I'm relatively new to these boards. But I can't tell you how gratifying it is to read about those who are going through similar problems as I am. I have been living the past two years in a personal hell and am confused about what my next step should be.
I first found out my husband was lying to me about where he was going - making plans to meet another woman. He stopped that relationship before it really started. Then a year ago I bugged his phone and computer and found another EA going on that included sexting. I forgave and moved on. 
My most recent hell started in November. I had seen a particular phone number keep coming up on the cell phone bill plus he was exhibiting the same suspicious behavior as before. This number had been showing up for at least 9 months. I accidentally log into his facebook account instead of my own and stumble upon a chat that he and OW are having (while sitting next to me). I copy and paste the chat into my email account and use it to confront him in person while he is meeting the OW. He swears to me that it is over, that it was a one night mistake made by friends. We spend a couple of weeks trying to get back to ourselves. I get a message from the OW's husband. We begin to talk and I find out that nothing has stopped. That they had sex in her house with her husband there! She and I begin having conversations where I find out that this PA has been going on for at least 9 months. That he had lied to her as much as he had lied to me.
The lies seem to never end. He does not know that the OW and I are communicating. There seems to be a 3rd woman involved as well.
I am in a constant state of confusion. He will tell me he loves me - and really makes me believe it. Then I find out later that he is turning around and telling her the same thing. It's like my heart is telling me that I still love him - but my head (and the few friends I have talked to) tell me to get a divorce. I have a counseling appointment set up in a couple of weeks - but this is so hard. We have been together for 15 years, married for 12, and have 2 kids. We are financially in a hole and I only work part-time for now.
Somebody help me... I don't know what to do, what to think, who to believe. This stress is affecting me physically too...


----------



## 827Aug (Apr 27, 2008)

Sorry you are having to deal with a lair and a cheater. It seems to be habitual, so it's time for you to stand your ground. Is the OW angry with him as well? Or is she merely hoping you will give him up? No doubt it's time to confront him. 

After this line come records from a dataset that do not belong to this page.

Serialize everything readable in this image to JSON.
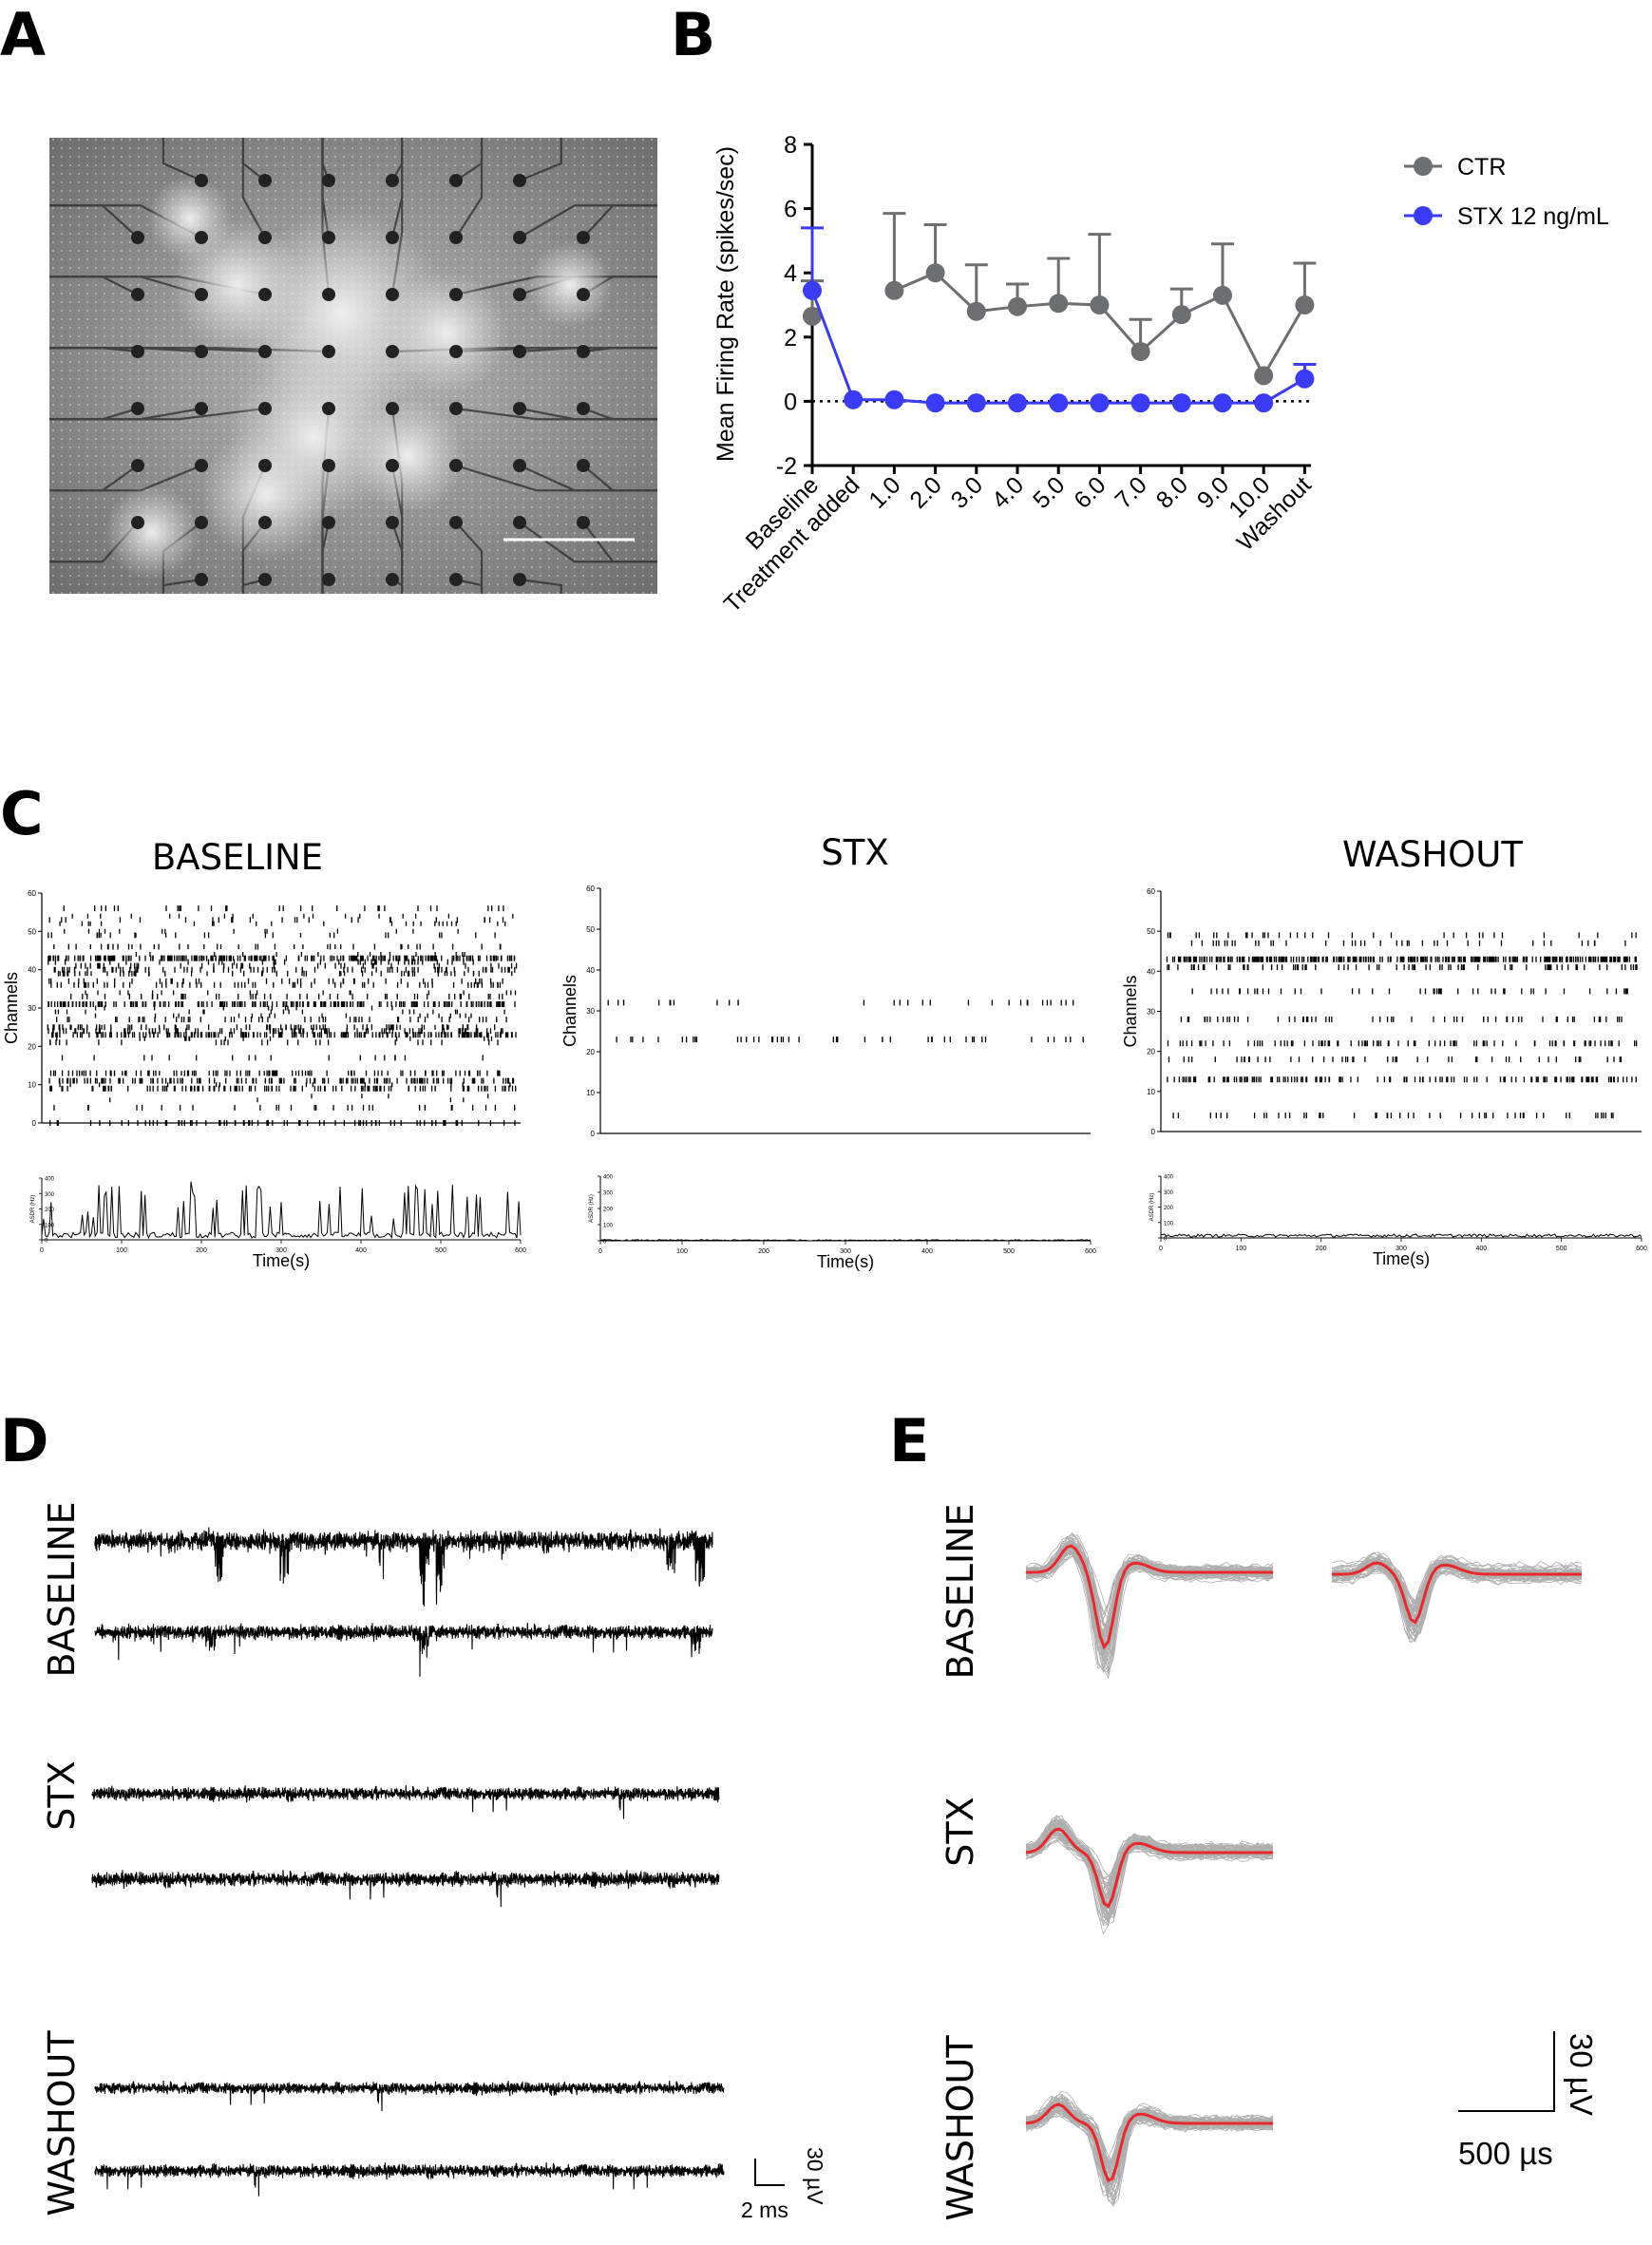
{
  "panels": {
    "A": {
      "letter": "A"
    },
    "B": {
      "letter": "B"
    },
    "C": {
      "letter": "C"
    },
    "D": {
      "letter": "D"
    },
    "E": {
      "letter": "E"
    }
  },
  "panel_c": {
    "titles": [
      "BASELINE",
      "STX",
      "WASHOUT"
    ],
    "raster_ylabel": "Channels",
    "raster_yticks": [
      "0",
      "10",
      "20",
      "30",
      "40",
      "50",
      "60"
    ],
    "rate_yticks": [
      "0",
      "100",
      "200",
      "300",
      "400"
    ],
    "rate_ylabel": "ASDR (Hz)",
    "xticks": [
      "0",
      "100",
      "200",
      "300",
      "400",
      "500",
      "600"
    ],
    "xlabel": "Time(s)"
  },
  "panel_d": {
    "row_labels": [
      "BASELINE",
      "STX",
      "WASHOUT"
    ],
    "scale_time": "2 ms",
    "scale_amp": "30 µV"
  },
  "panel_e": {
    "row_labels": [
      "BASELINE",
      "STX",
      "WASHOUT"
    ],
    "scale_time": "500 µs",
    "scale_amp": "30 µV"
  },
  "chart_data": [
    {
      "type": "line",
      "panel": "B",
      "ylabel": "Mean Firing Rate (spikes/sec)",
      "ylim": [
        -2,
        8
      ],
      "yticks": [
        -2,
        0,
        2,
        4,
        6,
        8
      ],
      "categories": [
        "Baseline",
        "Treatment added",
        "1.0",
        "2.0",
        "3.0",
        "4.0",
        "5.0",
        "6.0",
        "7.0",
        "8.0",
        "9.0",
        "10.0",
        "Washout"
      ],
      "reference_line": 0,
      "legend_position": "top-right",
      "series": [
        {
          "name": "CTR",
          "color": "#6d6e71",
          "values": [
            2.65,
            null,
            3.45,
            4.0,
            2.8,
            2.95,
            3.05,
            3.0,
            1.55,
            2.7,
            3.3,
            0.8,
            3.0
          ],
          "error_upper": [
            3.75,
            null,
            5.85,
            5.5,
            4.25,
            3.65,
            4.45,
            5.2,
            2.55,
            3.5,
            4.9,
            null,
            4.3
          ]
        },
        {
          "name": "STX 12 ng/mL",
          "color": "#3b3bf5",
          "values": [
            3.45,
            0.05,
            0.05,
            -0.05,
            -0.05,
            -0.05,
            -0.05,
            -0.05,
            -0.05,
            -0.05,
            -0.05,
            -0.05,
            0.7
          ],
          "error_upper": [
            5.4,
            null,
            null,
            null,
            null,
            null,
            null,
            null,
            null,
            null,
            null,
            null,
            1.15
          ]
        }
      ]
    }
  ]
}
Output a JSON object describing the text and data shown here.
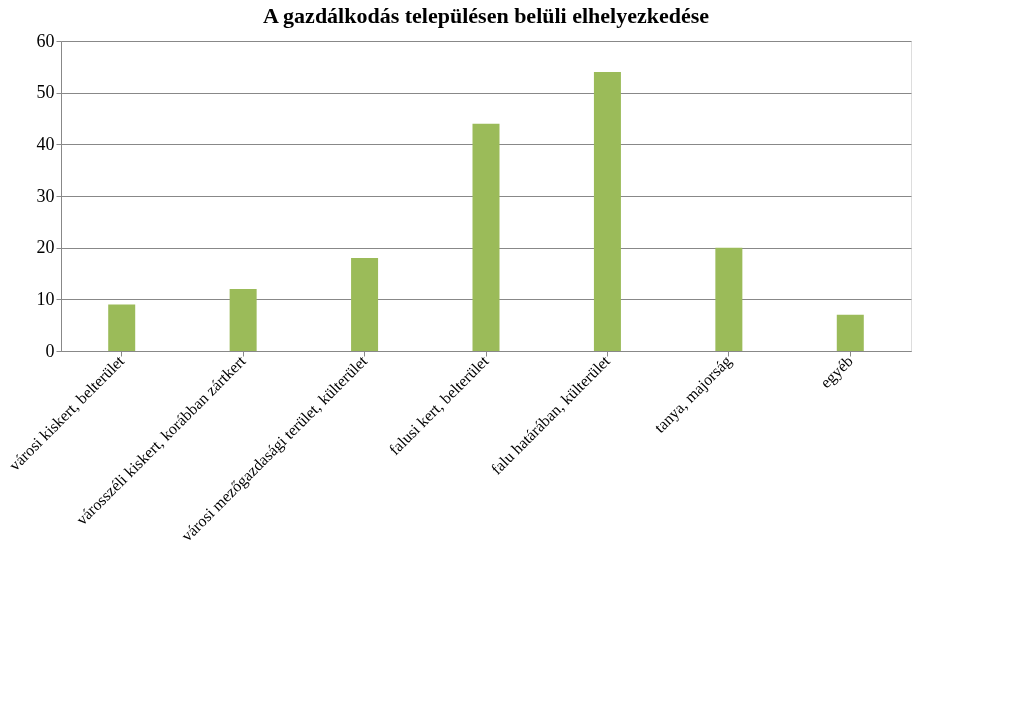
{
  "chart_data": {
    "type": "bar",
    "title": "A gazdálkodás településen belüli elhelyezkedése",
    "categories": [
      "városi kiskert, belterület",
      "városszéli kiskert, korábban zártkert",
      "városi mezőgazdasági terület, külterület",
      "falusi kert, belterület",
      "falu határában, külterület",
      "tanya, majorság",
      "egyéb"
    ],
    "values": [
      9,
      12,
      18,
      44,
      54,
      20,
      7
    ],
    "color": "#9bbb59",
    "ylim": [
      0,
      60
    ],
    "yticks": [
      0,
      10,
      20,
      30,
      40,
      50,
      60
    ],
    "grid": "y"
  }
}
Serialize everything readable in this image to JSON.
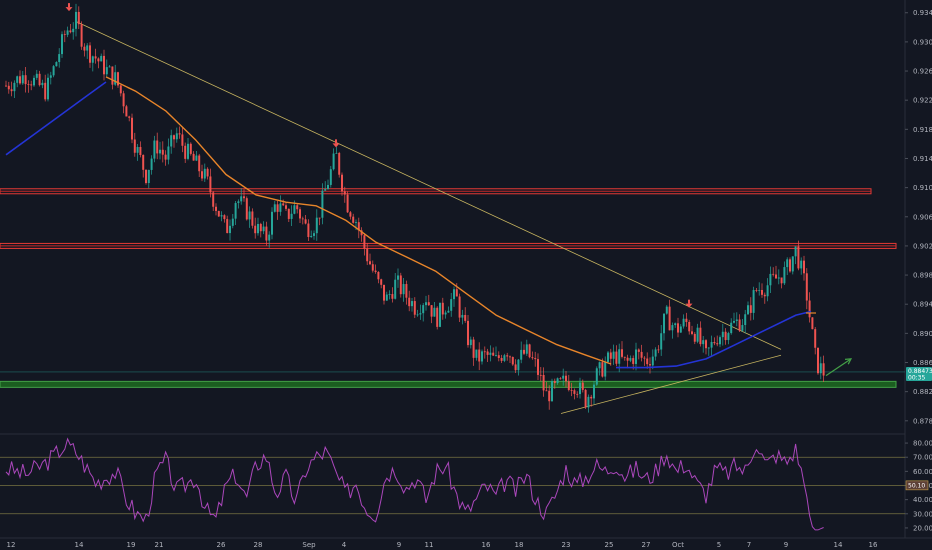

Here's the link to a website which you might find useful before you confront your husband. AffairCare Home 

Counseling is a great option for you at this point as well. I wish you could get an appointment sooner.


----------



## Workingitout (Sep 27, 2010)

Consider the possibility that he is sick. That he has a love/sex addiction and could get help to overcome this behavior. If this is the case and he is willing to admit it and give up the behavior to keep his marriage, then you might consider staying. He may have depression or be using substances (alcohol, pot, pills) that are causing him to behave inappropriately. Goodluck.


----------